내 spider또는 내 start스크립트 아래에 무언가를 추가 하여 내 오류 수와 크롤링 수를 다음 로그로 인쇄하고 싶습니다.

'downloader/request_bytes': 498,
 'downloader/request_count': 2,
 'downloader/request_method_count/GET': 2,
 'downloader/response_bytes': 8728,
 'downloader/response_count': 2,
 'downloader/response_status_count/200': 1,
 'downloader/response_status_count/301': 1,
 'elapsed_time_seconds': 12.462258,
 'finish_reason': 'finished',
 'finish_time': datetime.datetime(2020, 9, 29, 10, 34, 20, 855907),
 'log_count/DEBUG': 2,
 'log_count/ERROR': 1,
 'log_count/INFO': 10,

Scrapy 2.3.0과 python3이 있습니다. 어떤 라이브러리와 로거를 사용해야하는지 모르겠습니다. 당신의 제안은 무엇입니까?

모에 인 카멜리

실행 시간 동안 얼마나 많은 오류가 발생하는지 알아 보려면 error_count통계에서 오류 변수로 설정하여 모든 발생에 대해 증가 시키므로 블록 에서 parse()메소드가 필요 try except하고 블록 실행을 제외하고는 항상 증가 :

def parse(self, response)
    # set error_count as stat with initial value of 0
    self.crawler.stats.set_value('error_count', 0)
    try:
        # try block action
    except:
        # except block action
        stats.inc_value('error_count')  # increase value every time get an error

로그는 다음과 같습니다.

'error_count': n,
'downloader/request_bytes': 498,
'downloader/request_count': 2,
'downloader/request_method_count/GET': 2,
...

이 기사는 인터넷에서 수집됩니다. 재 인쇄 할 때 출처를 알려주십시오.

침해가 발생한 경우 연락 주시기 바랍니다[email protected] 삭제

에서 수정2021-04-5

몇 마디 만하겠습니다

0리뷰

로그인참여 후 검토

Related 관련 기사

기사

Scrapy의 오류 및 기타 카운트를 정수 변수로 어떻게 인쇄 할 수 있습니까?

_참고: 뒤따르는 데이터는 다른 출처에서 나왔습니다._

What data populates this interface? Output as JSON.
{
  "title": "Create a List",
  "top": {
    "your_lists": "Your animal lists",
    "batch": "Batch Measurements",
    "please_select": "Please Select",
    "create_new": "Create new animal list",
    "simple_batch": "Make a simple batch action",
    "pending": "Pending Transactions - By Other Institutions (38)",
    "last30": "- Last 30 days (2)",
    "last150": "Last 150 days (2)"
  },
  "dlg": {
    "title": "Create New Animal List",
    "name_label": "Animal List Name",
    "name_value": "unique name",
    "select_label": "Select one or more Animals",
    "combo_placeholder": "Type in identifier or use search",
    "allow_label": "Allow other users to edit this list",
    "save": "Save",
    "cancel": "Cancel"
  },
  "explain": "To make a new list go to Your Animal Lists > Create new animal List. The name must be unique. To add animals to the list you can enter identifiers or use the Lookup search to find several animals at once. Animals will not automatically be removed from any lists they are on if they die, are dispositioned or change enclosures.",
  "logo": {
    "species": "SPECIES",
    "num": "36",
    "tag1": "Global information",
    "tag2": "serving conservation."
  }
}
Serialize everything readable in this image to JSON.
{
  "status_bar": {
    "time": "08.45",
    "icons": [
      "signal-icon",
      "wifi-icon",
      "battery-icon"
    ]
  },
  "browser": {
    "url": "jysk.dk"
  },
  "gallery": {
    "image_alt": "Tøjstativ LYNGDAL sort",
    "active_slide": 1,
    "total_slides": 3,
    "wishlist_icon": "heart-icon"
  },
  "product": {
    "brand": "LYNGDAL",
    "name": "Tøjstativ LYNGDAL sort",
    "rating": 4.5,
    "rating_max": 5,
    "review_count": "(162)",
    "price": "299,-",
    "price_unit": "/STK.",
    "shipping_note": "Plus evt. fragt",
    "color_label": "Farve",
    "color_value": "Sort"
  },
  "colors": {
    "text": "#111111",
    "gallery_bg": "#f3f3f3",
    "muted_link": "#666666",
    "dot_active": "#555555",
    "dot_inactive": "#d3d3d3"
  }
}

Scrapy의 오류 및 기타 카운트를 정수 변수로 어떻게 인쇄 할 수 있습니까?

이러한 <div> 요소의 정렬 오류 및 호버 오류를 어떻게 수정할 수 있습니까?

Android의 위치, 어댑터 및 ListView에서이 오류를 어떻게 수정할 수 있습니까?

R에서 ecdf 함수의 런타임 오류를 어떻게 수정할 수 있습니까?

R에서 ecdf 함수의 런타임 오류를 어떻게 수정할 수 있습니까?

이 런타임 오류의 원인은 무엇이며 어떻게 수정할 수 있습니까?

bool 변수의 주소를 어떻게 인쇄 할 수 있습니까?

타이머를 어떻게 카운트 다운 할 수 있습니까?

특정 요소를 어떻게 인쇄 할 수 있습니까?

bash 변수를 gsub () 및 match ()에 대한 정규식 인수로 어떻게 사용할 수 있습니까?

1064 오류를 어떻게 수정할 수 있습니까?

이 오류를 어떻게 수정할 수 있습니까?

LNK 2022 오류를 어떻게 수정할 수 있습니까?

Julia 오류를 어떻게 수정할 수 있습니까?

LNK 2022 오류를 어떻게 수정할 수 있습니까?

플로트를 인쇄 할 때 어떻게 더 정확하게 소수점을 인쇄 할 수 있습니까?

Espresso에서 TextinputLayout의 오류를 어떻게 확인할 수 있습니까?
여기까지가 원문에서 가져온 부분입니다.